Meals and Courses

Sticky Citrus Friands

cook 20 mins
  • 175 g (6 oz) unsalted butter, melted, plus extra for greasing
  • 5 large egg whites
  • 1 teaspoon finely grated lemon rind
  • 1 teaspoon finely grated lime rind
  • 2 tablespoons thin-cut orange marmalade
  • 75 g (3 oz) plain flour
  • 200 g (7 oz) icing sugar
  • 125 g (4 oz) ground almonds
  • pinch of salt
  • 25 g (1 oz) caster sugar
  • 75 ml (3 fl oz) freshly squeezed orange juice
  • Brush 1 x 12-hole or 2 x 6-hole friand or cupcake tin(s) with melted butter.

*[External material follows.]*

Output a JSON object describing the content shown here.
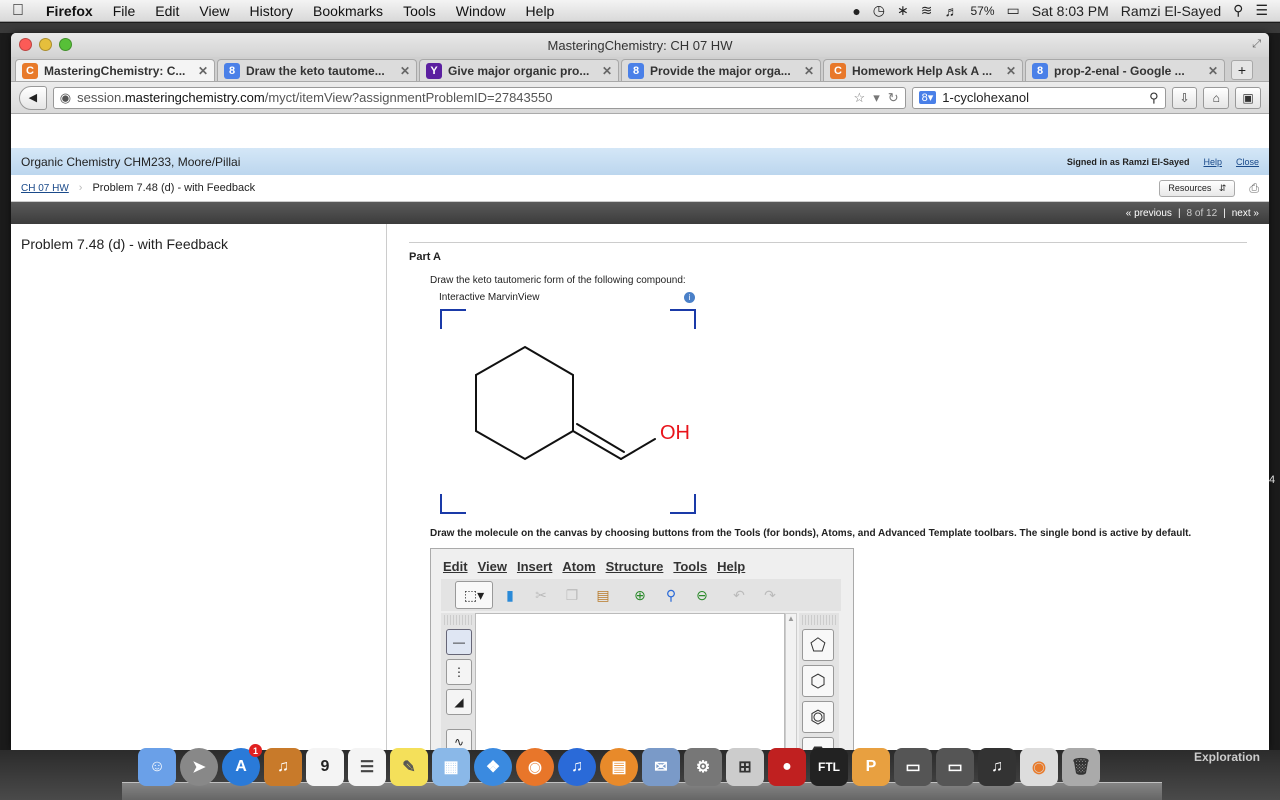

  • Whisk the egg whites with the citrus rinds and marmalade, until foamy but without peaks. Sift in the flour and icing sugar, add the ground almonds, melted butter and salt and gently fold together.
  • Spoon the batter into the prepared tin and bake in a preheated oven, 200˚C (400˚F), Gas Mark 6, for about 12 minutes, until pale golden and firm to the touch.
  • Meanwhile, place the caster sugar and orange juice in a small pan over a low heat and stir to dissolve. Simmer, stirring occasionally, until the juice becomes slightly syrupy, then set aside.
  • Drizzle the syrup over the friands straight from the oven and leave to cool in the tin until the syrup has been absorbed.